The recommendation, made during the CHMP’s April 2025 meeting, supports Amgen’s marketing authorization application (MAA) for teprotumumab. According to the EMA summary, the therapy will be made available as a 500 mg powder concentrate for solution for infusion. Notably, teprotumumab is the first treatment to be recommended for severe TED in Europe.
Mechanism of Action: Targeting IGF-1 Receptors to Halt TED Progression
Teprotumumab is a monoclonal antibody that targets and binds to the insulin-like growth factor 1 receptor (IGF-1R). By inhibiting IGF-1R activity, it blocks autoimmune activation of orbital fibroblasts, a key mechanism driving the inflammation and tissue expansion associated with TED.

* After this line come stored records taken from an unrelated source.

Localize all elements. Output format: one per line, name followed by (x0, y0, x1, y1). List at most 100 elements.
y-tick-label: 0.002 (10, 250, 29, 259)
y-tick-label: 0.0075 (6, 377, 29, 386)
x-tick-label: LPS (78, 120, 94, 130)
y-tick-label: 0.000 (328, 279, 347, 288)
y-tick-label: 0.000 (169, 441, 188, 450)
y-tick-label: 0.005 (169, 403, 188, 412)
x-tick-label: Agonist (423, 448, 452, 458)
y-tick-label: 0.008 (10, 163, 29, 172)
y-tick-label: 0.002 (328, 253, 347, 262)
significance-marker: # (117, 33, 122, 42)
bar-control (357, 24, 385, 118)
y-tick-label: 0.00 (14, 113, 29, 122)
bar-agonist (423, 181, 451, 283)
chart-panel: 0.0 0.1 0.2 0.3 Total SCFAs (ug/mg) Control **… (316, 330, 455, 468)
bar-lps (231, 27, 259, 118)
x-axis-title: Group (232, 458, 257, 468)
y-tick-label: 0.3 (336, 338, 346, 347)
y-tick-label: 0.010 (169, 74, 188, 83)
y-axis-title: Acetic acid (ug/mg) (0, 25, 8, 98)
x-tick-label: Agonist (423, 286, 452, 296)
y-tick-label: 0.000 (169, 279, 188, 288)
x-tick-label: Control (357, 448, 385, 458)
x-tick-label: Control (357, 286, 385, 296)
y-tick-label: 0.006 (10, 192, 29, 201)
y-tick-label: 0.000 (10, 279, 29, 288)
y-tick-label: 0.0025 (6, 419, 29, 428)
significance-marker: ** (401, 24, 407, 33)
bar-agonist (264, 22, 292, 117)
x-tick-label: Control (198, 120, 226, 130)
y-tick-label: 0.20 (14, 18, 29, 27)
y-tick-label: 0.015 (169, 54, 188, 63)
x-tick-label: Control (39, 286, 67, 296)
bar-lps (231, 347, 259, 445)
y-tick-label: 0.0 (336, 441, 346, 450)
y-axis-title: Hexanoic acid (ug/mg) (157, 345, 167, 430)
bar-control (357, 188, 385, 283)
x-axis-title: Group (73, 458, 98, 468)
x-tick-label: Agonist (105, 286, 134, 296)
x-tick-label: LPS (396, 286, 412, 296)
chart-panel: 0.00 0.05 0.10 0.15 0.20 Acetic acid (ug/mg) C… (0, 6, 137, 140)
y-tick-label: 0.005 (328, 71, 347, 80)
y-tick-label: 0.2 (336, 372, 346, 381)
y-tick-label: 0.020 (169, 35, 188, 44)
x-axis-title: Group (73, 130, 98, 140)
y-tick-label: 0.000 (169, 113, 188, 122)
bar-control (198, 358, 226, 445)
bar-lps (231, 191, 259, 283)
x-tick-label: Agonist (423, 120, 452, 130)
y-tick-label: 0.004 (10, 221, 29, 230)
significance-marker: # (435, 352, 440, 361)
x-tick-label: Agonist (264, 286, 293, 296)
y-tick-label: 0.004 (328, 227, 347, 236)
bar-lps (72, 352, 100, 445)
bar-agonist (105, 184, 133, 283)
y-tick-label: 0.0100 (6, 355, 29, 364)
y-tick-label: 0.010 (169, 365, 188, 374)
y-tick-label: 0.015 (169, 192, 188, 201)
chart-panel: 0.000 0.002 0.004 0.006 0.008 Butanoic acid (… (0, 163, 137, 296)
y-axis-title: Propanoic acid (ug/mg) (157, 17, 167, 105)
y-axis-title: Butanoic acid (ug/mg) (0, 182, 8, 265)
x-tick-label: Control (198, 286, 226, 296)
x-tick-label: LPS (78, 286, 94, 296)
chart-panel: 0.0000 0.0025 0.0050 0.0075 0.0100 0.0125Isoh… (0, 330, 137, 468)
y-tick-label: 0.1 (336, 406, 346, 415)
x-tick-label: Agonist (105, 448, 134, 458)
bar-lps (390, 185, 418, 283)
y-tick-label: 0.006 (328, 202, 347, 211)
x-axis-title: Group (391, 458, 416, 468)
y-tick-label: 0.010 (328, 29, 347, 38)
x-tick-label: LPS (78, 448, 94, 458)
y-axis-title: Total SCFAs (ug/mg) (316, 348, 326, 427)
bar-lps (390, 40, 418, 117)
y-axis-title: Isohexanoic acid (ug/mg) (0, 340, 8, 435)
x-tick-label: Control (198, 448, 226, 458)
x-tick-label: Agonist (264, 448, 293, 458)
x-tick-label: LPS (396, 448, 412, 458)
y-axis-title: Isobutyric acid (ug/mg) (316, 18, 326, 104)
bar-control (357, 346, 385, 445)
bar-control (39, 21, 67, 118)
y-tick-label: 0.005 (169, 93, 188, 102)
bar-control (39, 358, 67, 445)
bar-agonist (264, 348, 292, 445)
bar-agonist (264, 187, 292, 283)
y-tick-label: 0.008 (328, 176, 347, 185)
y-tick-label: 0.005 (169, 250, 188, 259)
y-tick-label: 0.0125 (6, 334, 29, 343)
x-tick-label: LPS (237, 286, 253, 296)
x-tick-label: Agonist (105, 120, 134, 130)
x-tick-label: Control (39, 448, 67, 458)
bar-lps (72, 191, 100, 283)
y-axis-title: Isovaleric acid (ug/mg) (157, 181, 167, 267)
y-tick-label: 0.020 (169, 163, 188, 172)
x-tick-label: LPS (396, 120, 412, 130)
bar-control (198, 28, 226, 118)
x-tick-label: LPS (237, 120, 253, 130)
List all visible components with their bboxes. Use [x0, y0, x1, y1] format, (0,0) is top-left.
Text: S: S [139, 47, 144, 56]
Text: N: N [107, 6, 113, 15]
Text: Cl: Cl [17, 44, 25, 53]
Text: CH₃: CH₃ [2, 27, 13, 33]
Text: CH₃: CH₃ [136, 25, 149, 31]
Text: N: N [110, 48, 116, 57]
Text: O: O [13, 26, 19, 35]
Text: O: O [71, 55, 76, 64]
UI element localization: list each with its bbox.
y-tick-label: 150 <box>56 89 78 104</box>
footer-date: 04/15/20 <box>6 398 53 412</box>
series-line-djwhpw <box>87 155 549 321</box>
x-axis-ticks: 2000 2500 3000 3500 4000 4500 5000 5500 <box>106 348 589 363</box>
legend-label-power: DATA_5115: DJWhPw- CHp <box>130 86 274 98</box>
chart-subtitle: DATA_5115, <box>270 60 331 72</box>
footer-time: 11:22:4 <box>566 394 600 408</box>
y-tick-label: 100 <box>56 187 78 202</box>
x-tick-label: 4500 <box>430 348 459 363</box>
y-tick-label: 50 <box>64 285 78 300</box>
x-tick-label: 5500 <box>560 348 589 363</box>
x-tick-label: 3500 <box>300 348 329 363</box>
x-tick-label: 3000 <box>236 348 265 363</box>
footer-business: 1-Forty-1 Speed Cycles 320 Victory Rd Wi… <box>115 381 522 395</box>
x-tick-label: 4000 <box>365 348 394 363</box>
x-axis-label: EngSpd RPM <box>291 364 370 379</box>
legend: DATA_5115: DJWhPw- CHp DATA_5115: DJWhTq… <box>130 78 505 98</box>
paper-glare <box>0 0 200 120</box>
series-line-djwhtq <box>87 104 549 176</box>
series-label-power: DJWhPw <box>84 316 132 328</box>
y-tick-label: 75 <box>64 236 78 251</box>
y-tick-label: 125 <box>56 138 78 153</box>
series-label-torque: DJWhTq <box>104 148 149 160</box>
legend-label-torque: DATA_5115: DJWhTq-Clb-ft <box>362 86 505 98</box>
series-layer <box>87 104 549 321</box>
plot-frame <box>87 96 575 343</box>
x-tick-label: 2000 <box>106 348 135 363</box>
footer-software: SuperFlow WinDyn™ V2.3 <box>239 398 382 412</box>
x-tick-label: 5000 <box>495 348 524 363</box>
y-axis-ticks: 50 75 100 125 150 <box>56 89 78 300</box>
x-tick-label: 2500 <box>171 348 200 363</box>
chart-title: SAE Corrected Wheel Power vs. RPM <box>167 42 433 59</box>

Clinical Trial Results Demonstrate Efficacy in Active and Chronic TED
The CHMP’s opinion was based on results from three randomized, placebo-controlled phase 3 trials involving 225 patients with active TED, as well as a separate phase 3 trial including 62 patients with chronic TED.
According to the EMA, outcomes showed that:
• After 24 weeks, patients treated with teprotumumab experienced a significant reduction in proptosis (–2.0 mm to –2.3 mm)
• Clinical Activity Score (CAS) was significantly reduced, indicating decreased inflammation
• In patients with chronic TED, the reduction in proptosis was smaller (–1.5 mm) but still meaningful
Safety Profile and Risk Management
The most commonly reported adverse events associated with teprotumumab included:
• Muscle spasms
• Hyperglycemia
• Fatigue
• Nausea
• Headache
• Diarrhea
• Alopecia
The EMA also highlighted important safety concerns:
• Evidence of severe and potentially permanent hearing impairment
• Potential risks to fetal development, based on pre-clinical findings
The agency stated that additional risk management measures will be required to mitigate these potential risks in clinical use.
Next Steps: European Commission Decision Expected by July 2025
The European Commission will now review the CHMP’s opinion and make a final determination on whether to grant EU-wide marketing authorization for teprotumumab. According to the EMA, a decision is typically issued within 67 days of the CHMP recommendation. Under this timeline, a final decision is anticipated by 1 July 2025.